Madam President, I rise today to mark International Human Rights Day, a day which celebrates the adoption of the Universal Declaration on Human Rights by the UN General Assembly on December 10, 1948.
In the immediate after math of World War II, and reacting with revulsion to the horrors of that global war and the Holocaust, the community of nations organized itself with the goal of protecting international peace and security. Although the United Nations’ founding Charter recognized the protection of human rights as one of the UN’s most basic purposes, it was quickly recognized that it would be necessary to further elaborate these fundamental freedoms in order to ensure their protection.

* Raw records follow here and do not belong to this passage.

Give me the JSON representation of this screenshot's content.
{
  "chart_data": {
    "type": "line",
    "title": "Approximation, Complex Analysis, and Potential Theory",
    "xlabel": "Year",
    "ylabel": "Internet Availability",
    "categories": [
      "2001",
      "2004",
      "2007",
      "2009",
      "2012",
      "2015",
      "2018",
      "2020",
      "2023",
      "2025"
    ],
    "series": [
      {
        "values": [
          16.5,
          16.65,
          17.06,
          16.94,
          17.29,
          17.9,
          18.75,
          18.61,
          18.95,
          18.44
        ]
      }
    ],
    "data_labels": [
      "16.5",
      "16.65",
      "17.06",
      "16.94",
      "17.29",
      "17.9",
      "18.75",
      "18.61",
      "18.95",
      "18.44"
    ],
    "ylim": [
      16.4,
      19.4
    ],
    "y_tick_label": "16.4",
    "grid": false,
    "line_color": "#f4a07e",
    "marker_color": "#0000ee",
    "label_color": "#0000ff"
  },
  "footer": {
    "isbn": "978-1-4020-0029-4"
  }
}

The resulting document–the Universal Declaration of Human Rights–has since served as the foundation upon which all other human rights work at the international level has stood. It remains to this day an enduring guide for human rights advocates around the globe.
This has been an exciting and dramatic year that will be remembered for the triumphs of the Arab Spring. The fall of so many dictators who have been responsible for the deaths, torture, and other atrocities meted out against so many has opened up the exhilarating prospect of real reform and meaningful human rights improvements. But the final chapter of the Arab Spring has not yet been written, and nothing can be taken for granted.
Progress in this field is not necessarily linear. As Ronald Reagan said in his inaugural address, “Freedom is a fragile thing and is never more than one generation away from extinction.”
I believe it is especially critical, at this historic moment, for the United States to remain vigilant in the protection and promotion of human rights–abroad and at home.
Overseas, the United States must continue to use our voice to speak on behalf of those silenced by brutal regimes. We must continue to lift up those who cannot stand on their own. And while we must inevitably pursue a multifaceted foreign-policy that advances American goals in a broad range of areas including hard security and the economy, we must never treat human rights as something expendable.
I take particular note of the countries that stand shoulder to shoulder with us in that effort. I welcome Polish Foreign Minister Radek Sikorski’s call for a “European endowment for democracy,” similar to the National Endowment for Democracy which the United States has supported since 1983. I commend Poland for the leadership it has shown on human rights issues during its presidency of the European Union.
In all of these efforts, the role of civil society remains critical. On the 50th anniversary of the adoption of the Universal Declaration of Human Rights, the United Nations adopted a declaration on the rights of human rights defenders. They are the first line of defense and they often pay the highest price.
There are, unfortunately, too many cases of human rights defenders who are imprisoned, persecuted or worse, for me to raise them all here. But I would like to mention one in particular that maybe emblematic of many others: the case of Evgenii Zhovtis, Kazakhstan’s most well-known human rights activist.
Zhovtis is the Director of the Kazakhstan International Bureau for Human Rights and Rule of Law and even a member of the OSCE Office for Democratic Institutions and Human Rights’ panel of experts on freedom of assembly. But he was involved in a tragic car accident in which a pedestrian was killed and, after a trial widely condemned for lacking due process, he was sentenced in 2009 to 4 years in prison.
A year ago, at the OSCE Summit in Astana, civil society activists called for Zhovtis’ release. As one NGO participant remarked:
Evgenii is the human rights Everyman. If this can happen to him, it can happen to anyone.
A year later, Evgenii Zhovtis remains in a Siberian penal colony, even as Kazakhstan prepares to host an OSCE election observation mission. In the spirit of the Universal Declaration of Human Rights, I once again urge President Nazarbayev to review his case and to release him.